I feel about it a bit as I do about religion. I happen not to believe in a god, but I’ve no desire to start telling other people they shouldn’t either. Some people value their faith above cold hard scientific fact, and I think we should probably let them make that choice. Where belief specifically promotes something dangerous, there’s a reason to challenge it, but I don’t extend that to taking out adverts on the sides of buses, or organising variety shows celebrating atheism. There’s something ungenerous and mealy-mouthed about it, and although I am proud to be a rationalist and an unbeliever, I would like us as humans to be adult enough to make room in the world for people who feel differently, and confident enough in our own beliefs that we don’t need to feel threatened by other people’s.

(Also, arnica totally works on bruises.)

The BNP on Newsnight

By the time you read this, you’ll probably know whether the protesters outside (and now inside) the BBC succeeded in their aim of preventing BNP leader Nick Griffin from appearing on Question Time. As I write I’m watching what looks like a full-scale riot happening outside Television Centre, although it’s hard to see whether it’s at all violent or whether there’s just a lot of people in a smallish space.

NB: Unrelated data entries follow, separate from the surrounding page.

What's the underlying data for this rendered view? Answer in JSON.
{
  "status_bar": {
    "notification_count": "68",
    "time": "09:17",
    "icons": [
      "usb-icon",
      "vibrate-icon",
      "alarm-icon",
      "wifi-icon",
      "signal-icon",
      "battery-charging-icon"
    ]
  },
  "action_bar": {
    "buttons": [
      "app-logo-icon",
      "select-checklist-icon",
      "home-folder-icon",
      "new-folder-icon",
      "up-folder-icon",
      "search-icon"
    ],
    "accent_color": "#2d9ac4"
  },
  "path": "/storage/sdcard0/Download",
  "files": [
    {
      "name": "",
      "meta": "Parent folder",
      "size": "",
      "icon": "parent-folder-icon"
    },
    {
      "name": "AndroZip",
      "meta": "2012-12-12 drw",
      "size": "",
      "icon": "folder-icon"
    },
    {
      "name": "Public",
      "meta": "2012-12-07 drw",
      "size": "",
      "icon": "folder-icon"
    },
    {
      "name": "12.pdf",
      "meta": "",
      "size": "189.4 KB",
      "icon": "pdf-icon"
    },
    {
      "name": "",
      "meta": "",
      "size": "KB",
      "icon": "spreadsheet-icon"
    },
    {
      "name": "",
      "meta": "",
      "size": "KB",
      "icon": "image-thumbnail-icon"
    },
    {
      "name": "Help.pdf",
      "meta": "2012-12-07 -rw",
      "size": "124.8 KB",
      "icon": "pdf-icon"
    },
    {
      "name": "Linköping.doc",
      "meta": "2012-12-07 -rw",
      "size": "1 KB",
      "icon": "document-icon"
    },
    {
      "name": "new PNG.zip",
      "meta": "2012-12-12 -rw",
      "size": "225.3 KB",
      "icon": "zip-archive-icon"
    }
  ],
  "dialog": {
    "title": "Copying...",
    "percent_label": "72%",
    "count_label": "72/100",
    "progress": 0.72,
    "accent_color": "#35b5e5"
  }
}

Now, I’m theoretically all for throwing eggs at neo-nazis, but the more I’ve thought about this, the less I’m convinced that the protesters have a good point to make. I wish heartily that we hadn’t elected two BNP MEPs at the last European elections, but given that we did, I don’t think there’s any case to be made for denying them the same platform that we accord to other political parties.

I may personally despise the BNP and everything they stand for. I may hope that you and many millions of other people feel the same way. But I don’t get to decide who gets to have their voice heard based on whether or not I like what they have to say. The only reasonable, equitable way of dealing with opinions we don’t agree with is to have the debate out in the open and to win the argument. If we try to silence the voices of those whom we think are in the wrong, we add to their appeal by making them into martyrs, as well as taking a dangerous step towards the kind of segregation that we profess to despise in them.

If Nick Griffin speaks on Question Time tonight, I have no doubt that he’ll sound foolish and ignorant, because that’s what he is*. I’d like us as a society to be brave enough to trust the viewers (who are also us as a society) to make a choice based on what they hear and see, not on what we decide should be kept hidden from them.

That said, if I saw him and I had an egg, I might still throw it.

* Cheeringly, he knows this too. An email sent out to supporters earlier today apologises in advance for his poor performance.